As I started, however, to my utter horror, I heard a lady start screeching on the microphone. She started chanting the verses of the snatra pooja. I was devastated. What could have been a few minutes of complete peace spent in single-minded devotion were now thoroughly compromised! I really wanted to go to her and say, "There are hardly half a dozen people in the entire temple. Why, in the name of God, would you want to use a microphone?!" I refrained.
I tried to focus. My ears seemed to be more powerful than my mind. With every succeeding line the lady got louder and shriller. She probably thought she was sounding pleasant. She probably also forgot that when you use a microphone, you don't need to to scream. The device amplifies your voice. That is the bloody purpose of the microphone, isn't it?
For a minute, in between, she stopped for a part of the ritual. The silence was heavenly. I got in a few lines of my favorite stavan. It was not long before she began again, shattering the calm with her merciless screeching.

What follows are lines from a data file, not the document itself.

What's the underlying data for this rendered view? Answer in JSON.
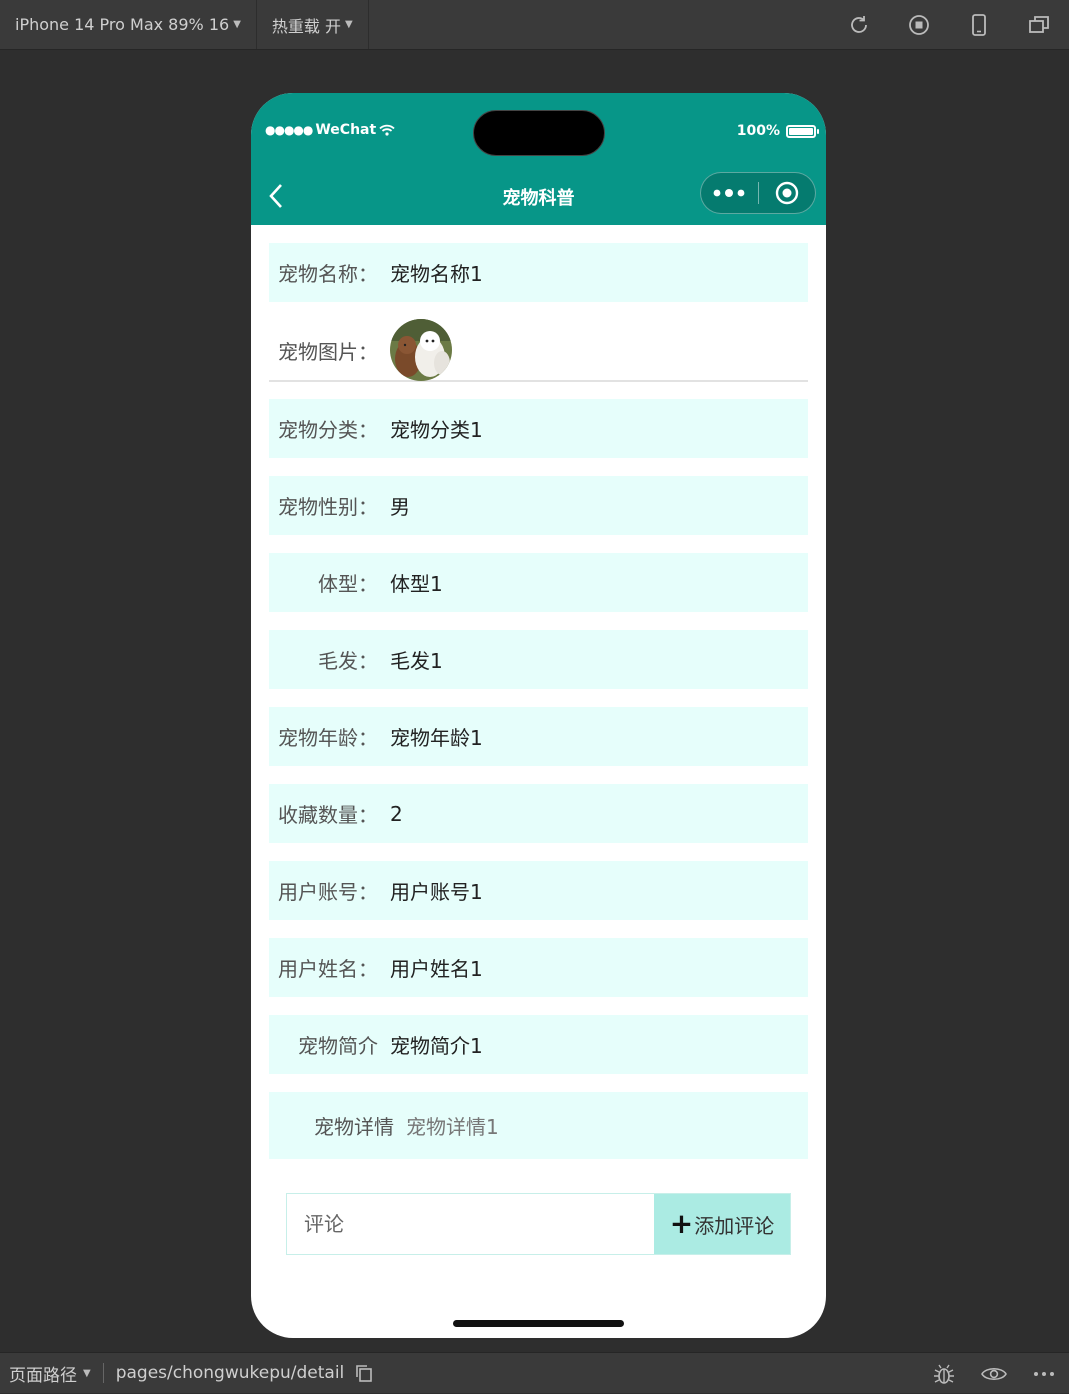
{
  "toolbar": {
    "device": "iPhone 14 Pro Max 89% 16",
    "hot_reload": "热重载 开"
  },
  "statusbar": {
    "carrier": "WeChat",
    "battery": "100%"
  },
  "navbar": {
    "title": "宠物科普"
  },
  "fields": [
    {
      "label": "宠物名称：",
      "value": "宠物名称1"
    },
    {
      "label": "宠物图片：",
      "value": ""
    },
    {
      "label": "宠物分类：",
      "value": "宠物分类1"
    },
    {
      "label": "宠物性别：",
      "value": "男"
    },
    {
      "label": "体型：",
      "value": "体型1"
    },
    {
      "label": "毛发：",
      "value": "毛发1"
    },
    {
      "label": "宠物年龄：",
      "value": "宠物年龄1"
    },
    {
      "label": "收藏数量：",
      "value": "2"
    },
    {
      "label": "用户账号：",
      "value": "用户账号1"
    },
    {
      "label": "用户姓名：",
      "value": "用户姓名1"
    },
    {
      "label": "宠物简介",
      "value": "宠物简介1"
    },
    {
      "label": "宠物详情",
      "value": "宠物详情1"
    }
  ],
  "comment": {
    "placeholder": "评论",
    "button_label": "添加评论"
  },
  "bottombar": {
    "path_label": "页面路径",
    "path": "pages/chongwukepu/detail"
  },
  "colors": {
    "header": "#079688",
    "row_bg": "#e6fefb",
    "button_bg": "#abebe3"
  }
}
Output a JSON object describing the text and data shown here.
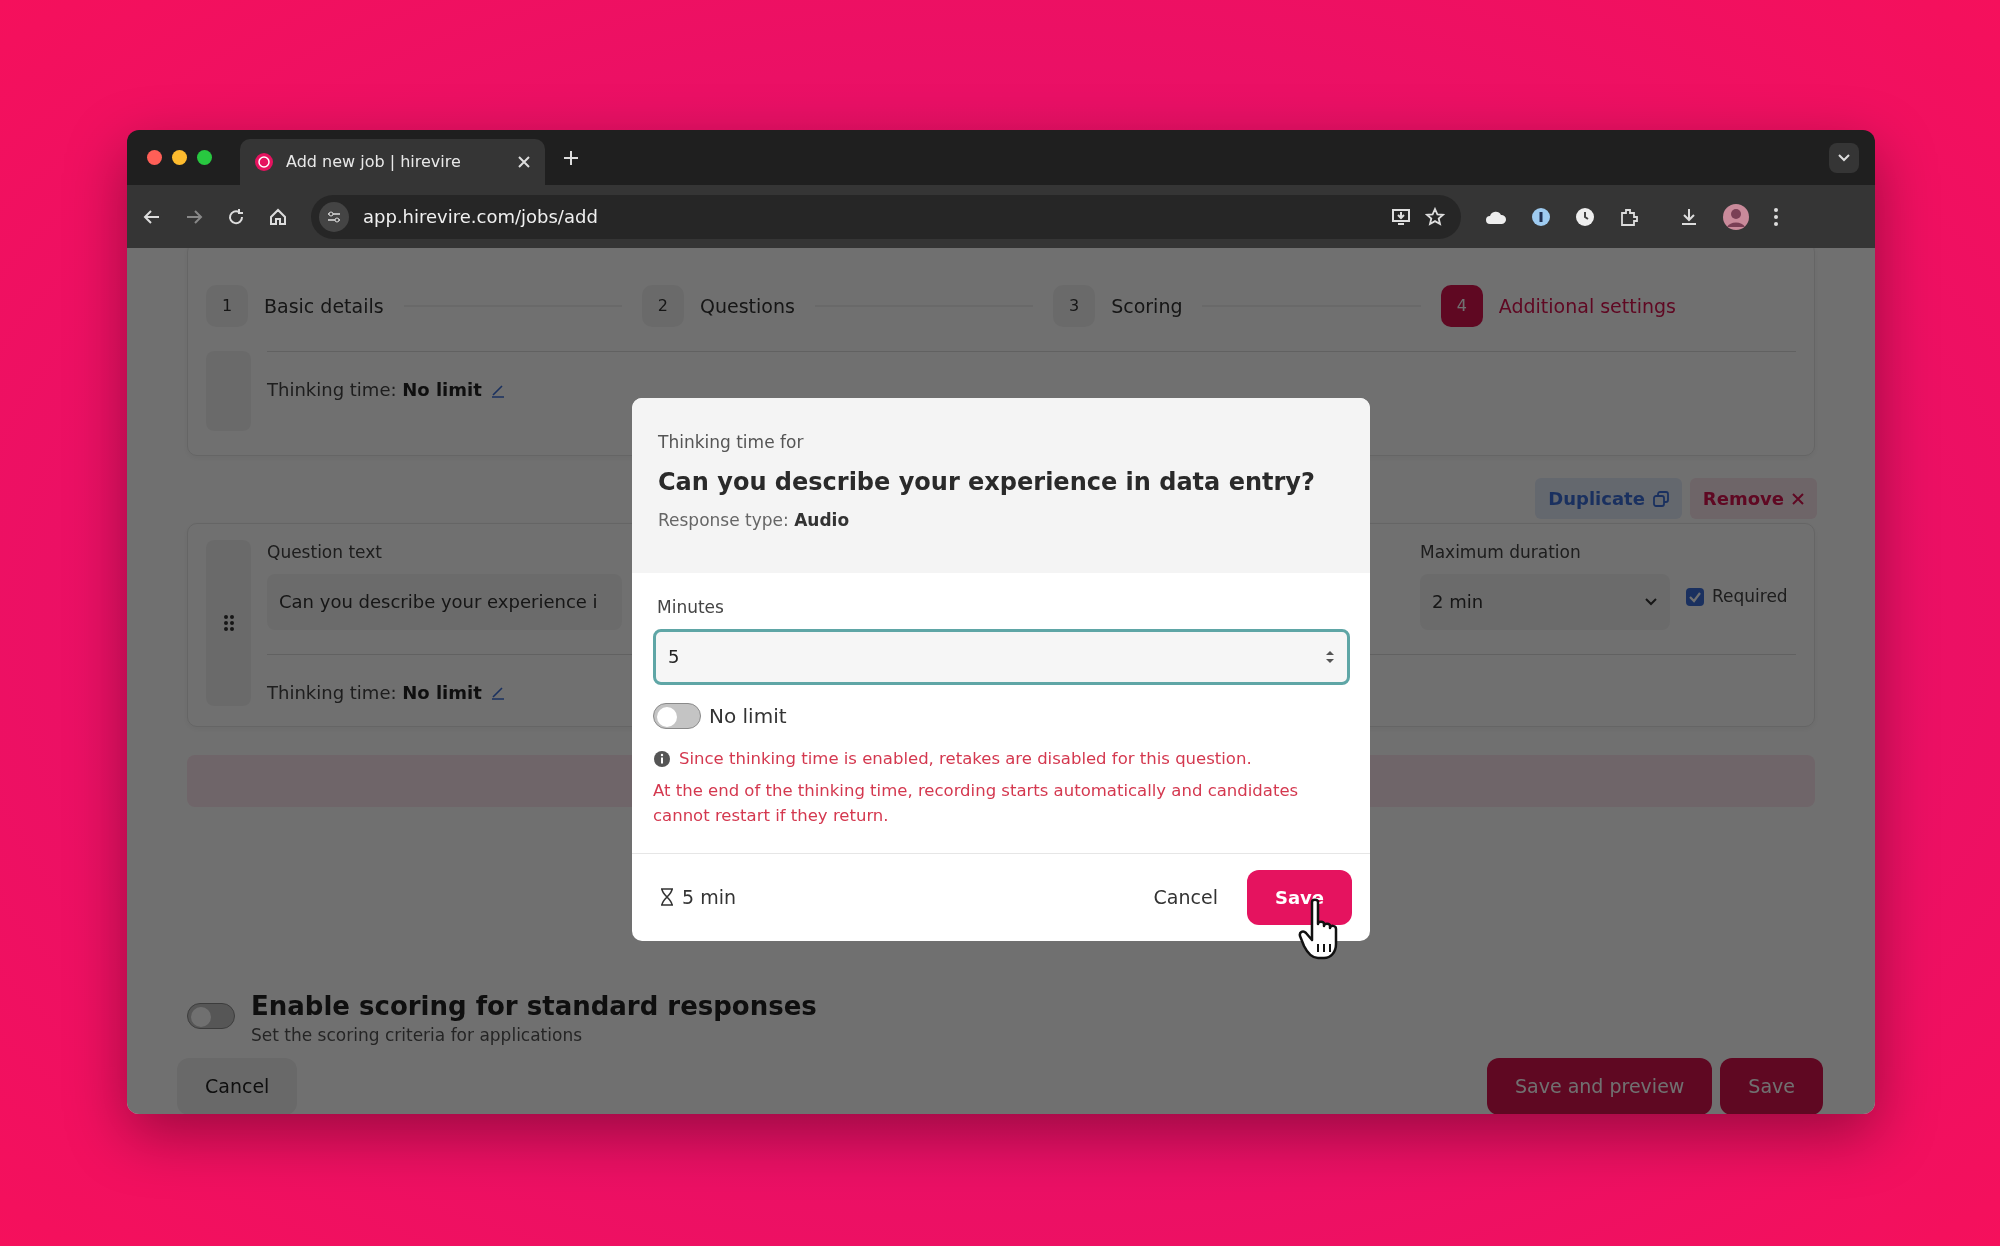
{
  "browser": {
    "tab_title": "Add new job | hirevire",
    "url": "app.hirevire.com/jobs/add"
  },
  "steps": [
    {
      "number": "1",
      "label": "Basic details",
      "selected": false
    },
    {
      "number": "2",
      "label": "Questions",
      "selected": false
    },
    {
      "number": "3",
      "label": "Scoring",
      "selected": false
    },
    {
      "number": "4",
      "label": "Additional settings",
      "selected": true
    }
  ],
  "question_card_1": {
    "thinking_time_label": "Thinking time:",
    "thinking_time_value": "No limit"
  },
  "question_card_2": {
    "duplicate": "Duplicate",
    "remove": "Remove",
    "question_label": "Question text",
    "question_value": "Can you describe your experience i",
    "max_duration_label": "Maximum duration",
    "max_duration_value": "2 min",
    "required": {
      "label": "Required",
      "checked": true
    },
    "thinking_time_label": "Thinking time:",
    "thinking_time_value": "No limit"
  },
  "scoring": {
    "title": "Enable scoring for standard responses",
    "subtitle": "Set the scoring criteria for applications",
    "on": false
  },
  "footer": {
    "cancel": "Cancel",
    "save_and_preview": "Save and preview",
    "save": "Save"
  },
  "modal": {
    "eyebrow": "Thinking time for",
    "title": "Can you describe your experience in data entry?",
    "response_type_label": "Response type:",
    "response_type_value": "Audio",
    "minutes_label": "Minutes",
    "minutes_value": "5",
    "no_limit": {
      "label": "No limit",
      "on": false
    },
    "info": "Since thinking time is enabled, retakes are disabled for this question.",
    "warning": "At the end of the thinking time, recording starts automatically and candidates cannot restart if they return.",
    "summary": "5 min",
    "cancel": "Cancel",
    "save": "Save"
  }
}
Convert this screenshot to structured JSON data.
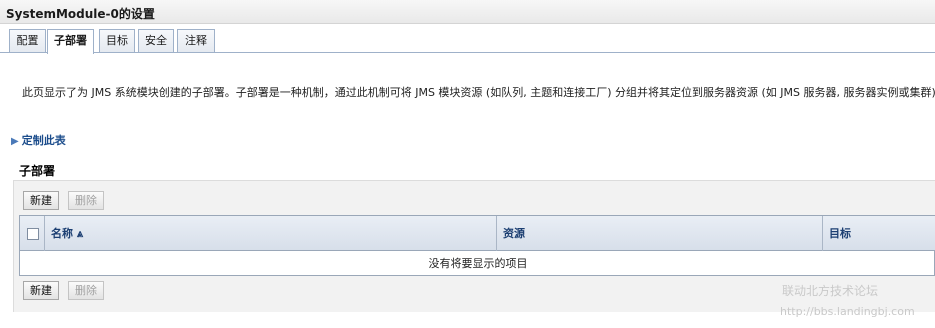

Why have microphones in temples? Temples, for me, are a place where you spend some moments of solitude, in quiet introspection and devotion. Microphones serve no purpose but to impose your devotion on others including those who have no interest in it whatsoever. To be honest, they only serve to irritate others who would definitely criticize you and your religion for disturbing their peace at weird hours of the day and night.
To me, microphones in places of worship do more harm than good! Modernization is fine. But thoughtless modernization which ruin the basic concepts of the religion and also add inconvenience to others including more importantly, people who have nothing to do with the religion cannot be justified in the name of religion. Can someone, please ban microphones in places of worship??